WebsiteSupportMarkup

State	Idea
Date	Sa 06 Okt 2012 16:47:44 CEST
Proposed by	Ichthyostega <prg@ichthyostega.de>

Abstract

The Lumiera Website and Documentation uses a lightweight, plain text based infrastructure built on top of Asciidoc and Git. To help with everyday authoring and editorial tasks, a set of support facilities is proposed, to be integrated seamlessly into the existing infrastructure. The front-end to these tools is specific markup, allowing for cross-linking, tag-based link lists and semi-automatic building of glossary pages.

Description

Some time ago, the Lumiera core developer team decided against using a Content Management System for the Website and Documentation. While the rationale backing those decisions still remains valid, CMS do exist for a reason. The everyday task of authoring and editing a large body of text poses some specific challenges — this RfC proposes a set of rather simple support tools to help coping with these.

Use Cases

Authoring

For now, the authoring of new content is mostly the responsibility of the core developers. It needs to be done close to the related coding activities, typically once a new facility is finished or in the final stages of completion. It is crucial for this activity not to impose a context switch on the writer. It must be “just writing down the obvious” — otherwise developers tend to defer this activity “for later”. This situation creates some unique problems…

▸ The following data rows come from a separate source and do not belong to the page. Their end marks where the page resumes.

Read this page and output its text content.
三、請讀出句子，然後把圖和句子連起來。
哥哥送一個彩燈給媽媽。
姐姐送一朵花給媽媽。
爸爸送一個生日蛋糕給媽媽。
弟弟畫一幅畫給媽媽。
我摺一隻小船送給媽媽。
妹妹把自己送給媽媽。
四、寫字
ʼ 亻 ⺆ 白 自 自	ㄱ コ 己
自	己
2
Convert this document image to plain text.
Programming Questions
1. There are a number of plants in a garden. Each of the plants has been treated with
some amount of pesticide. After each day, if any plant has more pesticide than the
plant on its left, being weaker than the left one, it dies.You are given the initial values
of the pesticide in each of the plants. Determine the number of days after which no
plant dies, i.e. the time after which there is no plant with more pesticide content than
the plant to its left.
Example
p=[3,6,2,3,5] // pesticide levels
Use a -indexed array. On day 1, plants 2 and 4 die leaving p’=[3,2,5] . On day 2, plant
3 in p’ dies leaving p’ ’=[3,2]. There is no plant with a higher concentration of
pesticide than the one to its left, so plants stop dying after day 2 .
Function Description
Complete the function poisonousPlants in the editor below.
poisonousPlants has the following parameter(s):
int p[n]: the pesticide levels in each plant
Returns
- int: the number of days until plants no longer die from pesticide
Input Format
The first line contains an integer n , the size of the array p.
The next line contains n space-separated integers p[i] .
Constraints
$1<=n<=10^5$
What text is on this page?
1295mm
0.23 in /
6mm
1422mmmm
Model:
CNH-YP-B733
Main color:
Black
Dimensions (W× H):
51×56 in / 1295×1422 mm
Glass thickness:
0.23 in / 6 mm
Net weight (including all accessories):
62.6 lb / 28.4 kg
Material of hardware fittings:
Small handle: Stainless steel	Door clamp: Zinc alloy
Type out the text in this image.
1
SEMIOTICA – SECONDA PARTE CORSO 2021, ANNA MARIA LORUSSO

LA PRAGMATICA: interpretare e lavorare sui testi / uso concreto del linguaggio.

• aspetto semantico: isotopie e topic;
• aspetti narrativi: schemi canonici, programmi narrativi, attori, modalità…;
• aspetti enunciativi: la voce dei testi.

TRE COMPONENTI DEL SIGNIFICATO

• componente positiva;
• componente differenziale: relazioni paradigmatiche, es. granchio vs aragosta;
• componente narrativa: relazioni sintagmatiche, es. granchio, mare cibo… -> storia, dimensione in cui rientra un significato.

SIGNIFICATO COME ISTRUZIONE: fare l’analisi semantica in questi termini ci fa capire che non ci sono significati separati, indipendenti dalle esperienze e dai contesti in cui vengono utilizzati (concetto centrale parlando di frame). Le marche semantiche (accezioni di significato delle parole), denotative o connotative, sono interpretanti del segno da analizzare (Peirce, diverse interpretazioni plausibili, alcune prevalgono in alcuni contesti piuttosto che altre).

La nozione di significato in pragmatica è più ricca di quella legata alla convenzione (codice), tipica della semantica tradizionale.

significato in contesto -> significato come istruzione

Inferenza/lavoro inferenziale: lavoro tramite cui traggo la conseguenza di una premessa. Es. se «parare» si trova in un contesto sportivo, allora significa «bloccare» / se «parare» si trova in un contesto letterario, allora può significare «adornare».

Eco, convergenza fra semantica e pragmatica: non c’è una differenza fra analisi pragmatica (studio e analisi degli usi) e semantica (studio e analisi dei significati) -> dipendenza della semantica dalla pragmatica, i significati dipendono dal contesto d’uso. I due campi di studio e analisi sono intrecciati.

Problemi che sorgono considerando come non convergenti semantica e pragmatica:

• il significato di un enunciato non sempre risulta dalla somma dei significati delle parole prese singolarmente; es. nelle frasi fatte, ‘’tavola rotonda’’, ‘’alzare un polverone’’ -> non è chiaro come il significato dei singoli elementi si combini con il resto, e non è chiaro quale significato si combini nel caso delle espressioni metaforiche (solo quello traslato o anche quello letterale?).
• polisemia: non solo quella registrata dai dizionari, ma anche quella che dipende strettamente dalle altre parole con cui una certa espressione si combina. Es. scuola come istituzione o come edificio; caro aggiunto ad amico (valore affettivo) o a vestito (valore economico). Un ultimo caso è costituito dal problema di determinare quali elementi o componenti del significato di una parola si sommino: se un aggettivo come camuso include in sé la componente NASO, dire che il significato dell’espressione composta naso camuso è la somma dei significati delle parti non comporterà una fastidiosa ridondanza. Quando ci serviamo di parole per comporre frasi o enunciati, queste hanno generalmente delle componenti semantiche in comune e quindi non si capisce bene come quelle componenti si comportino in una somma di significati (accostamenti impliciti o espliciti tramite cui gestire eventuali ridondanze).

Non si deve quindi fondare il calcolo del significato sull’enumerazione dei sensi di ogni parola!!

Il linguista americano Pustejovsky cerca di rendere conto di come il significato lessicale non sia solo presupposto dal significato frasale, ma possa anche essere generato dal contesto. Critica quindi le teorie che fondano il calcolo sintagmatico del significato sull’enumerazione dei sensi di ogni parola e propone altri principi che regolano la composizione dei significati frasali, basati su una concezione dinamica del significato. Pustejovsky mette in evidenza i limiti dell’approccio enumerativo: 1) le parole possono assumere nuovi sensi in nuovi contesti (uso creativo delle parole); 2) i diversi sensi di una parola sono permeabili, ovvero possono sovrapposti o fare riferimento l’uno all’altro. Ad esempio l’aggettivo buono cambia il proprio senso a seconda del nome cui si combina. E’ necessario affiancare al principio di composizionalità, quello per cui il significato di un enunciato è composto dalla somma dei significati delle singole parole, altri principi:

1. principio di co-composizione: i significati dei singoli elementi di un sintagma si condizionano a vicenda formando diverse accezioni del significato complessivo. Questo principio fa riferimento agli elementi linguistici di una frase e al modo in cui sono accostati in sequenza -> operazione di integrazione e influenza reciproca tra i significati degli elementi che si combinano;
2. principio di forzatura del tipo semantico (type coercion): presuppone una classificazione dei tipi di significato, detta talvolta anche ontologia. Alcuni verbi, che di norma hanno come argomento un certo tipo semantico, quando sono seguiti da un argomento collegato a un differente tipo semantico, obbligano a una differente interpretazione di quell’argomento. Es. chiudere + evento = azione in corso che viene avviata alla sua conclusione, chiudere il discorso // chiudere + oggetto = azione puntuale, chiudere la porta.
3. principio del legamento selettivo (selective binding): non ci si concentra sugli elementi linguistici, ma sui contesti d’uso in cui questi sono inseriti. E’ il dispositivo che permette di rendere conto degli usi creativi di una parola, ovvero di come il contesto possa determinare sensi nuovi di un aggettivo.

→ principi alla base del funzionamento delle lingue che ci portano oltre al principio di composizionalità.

during the write-up, the coder-author realises several external presuppositions, which, during the act of coding, seemed to be “obvious” and “self evident”.
since expanding on all of those secondary topics is out of scope (the author would rather abandon the task of documentation altogether), the only solution is to allow for cross linking, even if the new links are dangling; well at least for the moment.
the author can’t invest the effort to locate additional relevant documents, nor hunt for URLs; the author is disinclined to consult a markup syntax reference. This arises from the nature of the required text which is essentially difficult to grasp in the first place and even more difficult too put into words. A task requiring full mental concentration.

Integrating Content

This task is often prompted by some kind of external cause: it might be someone asking for explanations and while trying to respond, it was determined that “this should be in the documentation”. Thus, some existing markup is extracted from an external system and pasted into some location, “just for the moment”. Of course, this content will be forgotten and rest there for years to come. To counter act such a situation, we propose the following:

structural cross-references of the integrated markup needs to be easy to do.
a way in which we can somehow hook the new content into our current scheme of categories
the person integrating the content wont’t be willing to visit a lot of other locations, or to read a syntax reference for some kind of advanced markup.

Editorial work

The editor reviews current content. He’ll try to emulate an assumed user’s point of view to judge the adequacy of the presentation. This leads to rearranging and re-locating pages and whole trees of pages, even splitting some of them, and adding introductory paragraphs and pages here and there — all without the ability to read or understand any of the reviewed material to any degree of depth.

this work will be performed on the primary content using its “natural” representation: that is, the editor will copy and move files in the file system and edit text. There is no room for using any external system (unless such an external system is a fully integrated authoring environment).
the editor needs an easy way for creating thematic groupings and overview pages.
rearranging and splitting of pages must not break any meta-markup.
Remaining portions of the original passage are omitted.